MOSCOW -- The book that made "Gulag" a synonym for the horrors of Soviet oppression will be taught in Russian high schools, a generation after the Kremlin banned it as destructive to the Communist cause and exiled its author.
The Education Ministry said Wednesday that excerpts of Alexander Solzhenitsyn's "The Gulag Archipelago," published in 1973, are to be required reading for students.
The government in recent years has tried to control how history is taught, getting rid of textbooks that deviate from the new official line. In 2003, authorities banned a history text that was critical of Josef Stalin, the dictator most readily identified with the horrors of the Gulag.
After publication, "The Gulag Archipelago" circulated underground and soon reached the West in translation. The Kremlin expelled Solzhenitsyn from his native country in 1974, and he spent the next 20 years in the U.S.

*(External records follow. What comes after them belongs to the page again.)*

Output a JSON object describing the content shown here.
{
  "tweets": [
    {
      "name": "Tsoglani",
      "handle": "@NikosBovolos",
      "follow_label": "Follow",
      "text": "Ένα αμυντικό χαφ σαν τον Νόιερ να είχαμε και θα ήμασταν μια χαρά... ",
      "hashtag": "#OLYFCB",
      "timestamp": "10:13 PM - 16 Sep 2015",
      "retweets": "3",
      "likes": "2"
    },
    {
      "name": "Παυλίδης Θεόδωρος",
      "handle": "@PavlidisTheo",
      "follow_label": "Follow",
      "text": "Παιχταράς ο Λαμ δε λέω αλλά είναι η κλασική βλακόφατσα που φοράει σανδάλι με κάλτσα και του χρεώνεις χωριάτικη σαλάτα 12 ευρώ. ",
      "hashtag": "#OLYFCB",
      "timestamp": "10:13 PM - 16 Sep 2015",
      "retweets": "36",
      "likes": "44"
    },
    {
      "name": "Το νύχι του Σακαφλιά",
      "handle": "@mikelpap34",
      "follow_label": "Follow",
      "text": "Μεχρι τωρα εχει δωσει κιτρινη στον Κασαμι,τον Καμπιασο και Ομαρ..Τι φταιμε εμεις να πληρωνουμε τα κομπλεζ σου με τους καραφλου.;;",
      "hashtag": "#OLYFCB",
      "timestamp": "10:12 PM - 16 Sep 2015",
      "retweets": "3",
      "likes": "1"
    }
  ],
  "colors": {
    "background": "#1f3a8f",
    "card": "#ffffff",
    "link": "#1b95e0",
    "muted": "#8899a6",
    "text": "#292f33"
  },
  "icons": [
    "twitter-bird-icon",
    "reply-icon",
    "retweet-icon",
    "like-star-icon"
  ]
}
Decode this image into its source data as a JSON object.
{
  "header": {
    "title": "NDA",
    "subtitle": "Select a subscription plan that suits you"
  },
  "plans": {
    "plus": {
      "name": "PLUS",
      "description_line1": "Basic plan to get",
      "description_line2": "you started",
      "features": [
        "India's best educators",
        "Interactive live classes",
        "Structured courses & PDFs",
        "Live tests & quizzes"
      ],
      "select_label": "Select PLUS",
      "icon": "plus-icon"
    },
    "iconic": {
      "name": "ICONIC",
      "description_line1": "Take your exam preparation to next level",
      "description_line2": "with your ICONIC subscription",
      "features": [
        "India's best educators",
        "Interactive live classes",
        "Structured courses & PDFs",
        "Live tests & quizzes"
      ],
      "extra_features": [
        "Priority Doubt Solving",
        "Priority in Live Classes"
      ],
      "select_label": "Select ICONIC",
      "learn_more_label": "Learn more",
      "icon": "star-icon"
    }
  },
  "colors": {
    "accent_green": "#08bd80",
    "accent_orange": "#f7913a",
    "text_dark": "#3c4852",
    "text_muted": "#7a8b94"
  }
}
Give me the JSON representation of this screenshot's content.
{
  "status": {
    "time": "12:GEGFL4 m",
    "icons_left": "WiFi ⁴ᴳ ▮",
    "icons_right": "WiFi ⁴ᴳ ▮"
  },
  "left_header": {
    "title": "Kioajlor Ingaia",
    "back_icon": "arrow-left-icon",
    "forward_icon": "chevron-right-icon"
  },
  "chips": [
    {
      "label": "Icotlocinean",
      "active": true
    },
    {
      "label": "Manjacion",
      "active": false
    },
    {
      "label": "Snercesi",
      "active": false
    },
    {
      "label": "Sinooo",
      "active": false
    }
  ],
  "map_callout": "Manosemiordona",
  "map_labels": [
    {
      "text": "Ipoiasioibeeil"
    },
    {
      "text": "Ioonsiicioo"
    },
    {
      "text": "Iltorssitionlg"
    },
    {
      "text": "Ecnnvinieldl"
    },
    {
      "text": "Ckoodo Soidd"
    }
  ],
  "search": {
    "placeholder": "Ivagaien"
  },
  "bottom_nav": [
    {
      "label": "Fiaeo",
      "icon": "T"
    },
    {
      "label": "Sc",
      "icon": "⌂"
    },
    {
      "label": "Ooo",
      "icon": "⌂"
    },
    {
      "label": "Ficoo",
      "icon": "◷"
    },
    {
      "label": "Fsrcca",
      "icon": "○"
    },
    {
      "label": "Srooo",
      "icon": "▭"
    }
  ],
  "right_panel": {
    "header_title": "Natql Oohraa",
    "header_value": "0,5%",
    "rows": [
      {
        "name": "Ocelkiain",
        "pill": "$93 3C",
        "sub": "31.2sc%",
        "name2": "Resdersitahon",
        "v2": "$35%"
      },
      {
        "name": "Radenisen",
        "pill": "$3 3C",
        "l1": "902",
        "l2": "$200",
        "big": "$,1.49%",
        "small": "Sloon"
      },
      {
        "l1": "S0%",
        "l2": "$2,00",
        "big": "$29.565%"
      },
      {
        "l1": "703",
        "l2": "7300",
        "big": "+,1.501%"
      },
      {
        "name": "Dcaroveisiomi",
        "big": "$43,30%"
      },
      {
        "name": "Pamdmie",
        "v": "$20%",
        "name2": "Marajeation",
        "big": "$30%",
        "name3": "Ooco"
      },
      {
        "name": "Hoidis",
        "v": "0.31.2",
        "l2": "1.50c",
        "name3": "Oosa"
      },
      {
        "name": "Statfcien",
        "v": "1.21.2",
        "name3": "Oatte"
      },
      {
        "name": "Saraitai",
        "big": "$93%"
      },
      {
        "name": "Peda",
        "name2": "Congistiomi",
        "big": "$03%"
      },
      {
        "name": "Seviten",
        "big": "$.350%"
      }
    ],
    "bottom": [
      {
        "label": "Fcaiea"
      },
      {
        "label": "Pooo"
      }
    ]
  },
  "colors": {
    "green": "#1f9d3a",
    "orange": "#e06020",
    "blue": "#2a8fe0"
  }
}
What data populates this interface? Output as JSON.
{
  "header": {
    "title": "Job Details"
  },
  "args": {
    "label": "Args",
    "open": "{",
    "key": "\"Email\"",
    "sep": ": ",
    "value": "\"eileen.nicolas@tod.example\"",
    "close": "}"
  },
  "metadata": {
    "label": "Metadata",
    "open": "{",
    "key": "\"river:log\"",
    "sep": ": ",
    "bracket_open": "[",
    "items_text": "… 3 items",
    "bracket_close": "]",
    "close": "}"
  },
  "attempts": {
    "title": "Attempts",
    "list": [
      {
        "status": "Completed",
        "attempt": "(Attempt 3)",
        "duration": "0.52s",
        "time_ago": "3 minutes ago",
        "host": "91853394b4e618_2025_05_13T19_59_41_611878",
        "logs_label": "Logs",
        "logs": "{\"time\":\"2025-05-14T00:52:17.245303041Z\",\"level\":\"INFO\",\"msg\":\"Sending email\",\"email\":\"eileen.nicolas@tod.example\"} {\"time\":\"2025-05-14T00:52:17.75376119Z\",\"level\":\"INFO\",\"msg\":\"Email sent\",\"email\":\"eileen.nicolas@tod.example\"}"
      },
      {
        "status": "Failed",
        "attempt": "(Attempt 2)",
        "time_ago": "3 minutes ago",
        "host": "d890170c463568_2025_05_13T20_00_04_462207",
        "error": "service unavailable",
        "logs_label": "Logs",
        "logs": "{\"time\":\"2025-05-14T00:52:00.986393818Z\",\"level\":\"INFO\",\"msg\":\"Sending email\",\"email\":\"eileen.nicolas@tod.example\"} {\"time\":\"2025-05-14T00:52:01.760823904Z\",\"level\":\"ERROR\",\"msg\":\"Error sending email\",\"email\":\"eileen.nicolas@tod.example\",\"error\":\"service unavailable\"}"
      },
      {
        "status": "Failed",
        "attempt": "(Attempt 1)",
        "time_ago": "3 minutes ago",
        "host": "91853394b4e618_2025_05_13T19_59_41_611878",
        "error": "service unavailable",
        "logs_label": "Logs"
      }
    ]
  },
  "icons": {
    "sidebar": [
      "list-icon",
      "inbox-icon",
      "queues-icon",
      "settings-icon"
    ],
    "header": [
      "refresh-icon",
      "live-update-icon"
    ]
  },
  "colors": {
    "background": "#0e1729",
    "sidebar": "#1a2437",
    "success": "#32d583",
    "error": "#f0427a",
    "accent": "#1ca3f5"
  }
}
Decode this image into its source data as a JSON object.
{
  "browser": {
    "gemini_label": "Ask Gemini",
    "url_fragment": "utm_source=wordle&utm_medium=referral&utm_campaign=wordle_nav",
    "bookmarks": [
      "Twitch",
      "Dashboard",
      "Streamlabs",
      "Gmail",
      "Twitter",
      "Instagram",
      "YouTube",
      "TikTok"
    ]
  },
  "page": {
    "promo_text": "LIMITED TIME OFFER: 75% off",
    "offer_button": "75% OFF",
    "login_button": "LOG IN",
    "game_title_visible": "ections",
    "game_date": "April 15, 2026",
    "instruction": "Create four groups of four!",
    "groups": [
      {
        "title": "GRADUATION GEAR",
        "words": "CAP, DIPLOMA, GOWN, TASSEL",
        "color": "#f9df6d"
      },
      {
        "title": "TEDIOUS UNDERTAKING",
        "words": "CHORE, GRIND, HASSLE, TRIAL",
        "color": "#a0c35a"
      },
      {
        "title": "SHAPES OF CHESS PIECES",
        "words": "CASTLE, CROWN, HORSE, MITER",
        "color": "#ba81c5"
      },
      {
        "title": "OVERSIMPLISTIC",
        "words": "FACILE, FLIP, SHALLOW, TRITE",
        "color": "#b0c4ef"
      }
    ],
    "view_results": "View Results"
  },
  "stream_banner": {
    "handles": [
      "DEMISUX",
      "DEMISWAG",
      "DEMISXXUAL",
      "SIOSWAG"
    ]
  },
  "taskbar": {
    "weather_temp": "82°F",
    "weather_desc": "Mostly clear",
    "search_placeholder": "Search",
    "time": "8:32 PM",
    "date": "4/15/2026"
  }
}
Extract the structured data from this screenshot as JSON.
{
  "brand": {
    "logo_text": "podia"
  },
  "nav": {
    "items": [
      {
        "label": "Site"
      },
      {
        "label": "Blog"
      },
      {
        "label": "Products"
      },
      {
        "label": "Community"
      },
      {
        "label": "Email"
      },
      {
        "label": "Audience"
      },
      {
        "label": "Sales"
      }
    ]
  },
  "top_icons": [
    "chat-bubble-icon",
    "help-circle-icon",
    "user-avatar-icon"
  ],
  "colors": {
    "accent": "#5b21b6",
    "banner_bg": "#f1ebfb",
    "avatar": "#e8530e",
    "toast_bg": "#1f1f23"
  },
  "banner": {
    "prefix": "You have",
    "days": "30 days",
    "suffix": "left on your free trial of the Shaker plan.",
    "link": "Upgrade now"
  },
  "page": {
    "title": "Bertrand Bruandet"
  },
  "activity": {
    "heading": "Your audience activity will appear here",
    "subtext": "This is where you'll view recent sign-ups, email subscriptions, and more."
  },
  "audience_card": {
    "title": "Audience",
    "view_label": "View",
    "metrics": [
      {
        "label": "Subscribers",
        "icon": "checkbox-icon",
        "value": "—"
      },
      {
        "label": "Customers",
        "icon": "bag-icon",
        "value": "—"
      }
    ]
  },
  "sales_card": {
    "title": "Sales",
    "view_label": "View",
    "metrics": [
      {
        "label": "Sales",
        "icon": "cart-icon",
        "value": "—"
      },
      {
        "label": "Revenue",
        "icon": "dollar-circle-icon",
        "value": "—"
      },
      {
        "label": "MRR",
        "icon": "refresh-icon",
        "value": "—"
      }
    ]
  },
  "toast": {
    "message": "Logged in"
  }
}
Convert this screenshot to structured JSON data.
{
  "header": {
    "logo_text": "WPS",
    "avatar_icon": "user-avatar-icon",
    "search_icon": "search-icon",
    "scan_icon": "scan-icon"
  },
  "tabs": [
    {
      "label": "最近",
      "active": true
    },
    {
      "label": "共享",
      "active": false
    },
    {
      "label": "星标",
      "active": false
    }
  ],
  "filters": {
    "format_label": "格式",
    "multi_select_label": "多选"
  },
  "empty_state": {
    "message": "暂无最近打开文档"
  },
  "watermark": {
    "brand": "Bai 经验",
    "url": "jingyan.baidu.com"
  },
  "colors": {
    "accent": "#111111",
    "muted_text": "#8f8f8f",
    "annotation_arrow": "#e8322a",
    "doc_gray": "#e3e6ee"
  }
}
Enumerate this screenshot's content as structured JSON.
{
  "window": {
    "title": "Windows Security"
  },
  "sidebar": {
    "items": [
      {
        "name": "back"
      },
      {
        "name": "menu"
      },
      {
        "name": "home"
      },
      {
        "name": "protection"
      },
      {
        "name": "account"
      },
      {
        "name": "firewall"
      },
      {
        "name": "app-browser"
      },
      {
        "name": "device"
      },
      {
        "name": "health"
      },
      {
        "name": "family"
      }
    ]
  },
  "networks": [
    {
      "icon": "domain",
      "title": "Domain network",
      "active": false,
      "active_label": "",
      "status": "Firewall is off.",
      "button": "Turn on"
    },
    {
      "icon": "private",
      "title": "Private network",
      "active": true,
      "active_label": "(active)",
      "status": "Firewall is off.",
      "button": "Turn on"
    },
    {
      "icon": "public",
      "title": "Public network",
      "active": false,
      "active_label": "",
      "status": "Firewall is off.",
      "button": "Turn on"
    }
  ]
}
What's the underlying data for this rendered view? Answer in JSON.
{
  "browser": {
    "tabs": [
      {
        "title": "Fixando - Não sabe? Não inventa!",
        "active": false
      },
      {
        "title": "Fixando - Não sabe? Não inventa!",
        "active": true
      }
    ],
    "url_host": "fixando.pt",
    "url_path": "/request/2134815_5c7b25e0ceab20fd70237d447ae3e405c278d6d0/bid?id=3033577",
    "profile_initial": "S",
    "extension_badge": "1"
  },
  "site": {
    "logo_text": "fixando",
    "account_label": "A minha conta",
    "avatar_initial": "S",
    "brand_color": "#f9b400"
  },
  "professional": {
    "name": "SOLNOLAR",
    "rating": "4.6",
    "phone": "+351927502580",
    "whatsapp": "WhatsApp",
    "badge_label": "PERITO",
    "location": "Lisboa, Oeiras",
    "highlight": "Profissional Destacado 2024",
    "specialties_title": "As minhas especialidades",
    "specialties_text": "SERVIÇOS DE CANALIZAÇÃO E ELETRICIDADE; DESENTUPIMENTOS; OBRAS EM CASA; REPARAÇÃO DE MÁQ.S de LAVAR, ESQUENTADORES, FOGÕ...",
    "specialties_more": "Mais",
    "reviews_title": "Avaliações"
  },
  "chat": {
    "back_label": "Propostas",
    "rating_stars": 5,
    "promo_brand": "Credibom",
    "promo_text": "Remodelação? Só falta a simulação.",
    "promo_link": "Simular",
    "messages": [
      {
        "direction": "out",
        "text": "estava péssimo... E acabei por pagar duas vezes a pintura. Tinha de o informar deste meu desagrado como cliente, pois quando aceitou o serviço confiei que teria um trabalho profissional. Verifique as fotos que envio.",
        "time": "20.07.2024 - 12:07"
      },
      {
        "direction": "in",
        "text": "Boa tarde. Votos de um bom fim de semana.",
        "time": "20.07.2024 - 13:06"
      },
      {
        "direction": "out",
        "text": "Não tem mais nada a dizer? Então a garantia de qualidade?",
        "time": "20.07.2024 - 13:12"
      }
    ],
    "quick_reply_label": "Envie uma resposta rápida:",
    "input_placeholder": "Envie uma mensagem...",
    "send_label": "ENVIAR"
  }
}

His three-volume book gave a detailed account of the systematic imprisonment and murder of hundreds of thousands of Russians in the nationwide "archipelago" of prisons and labor camps.
Solzhenitsyn, who had won the 1970 Nobel Prize for Literature, drew on his own experiences in various labor camps in the 1940s and on the testimony of hundreds of other prisoners.
Solzhenitsyn died in August 2008 of a chronic heart condition. He was 89.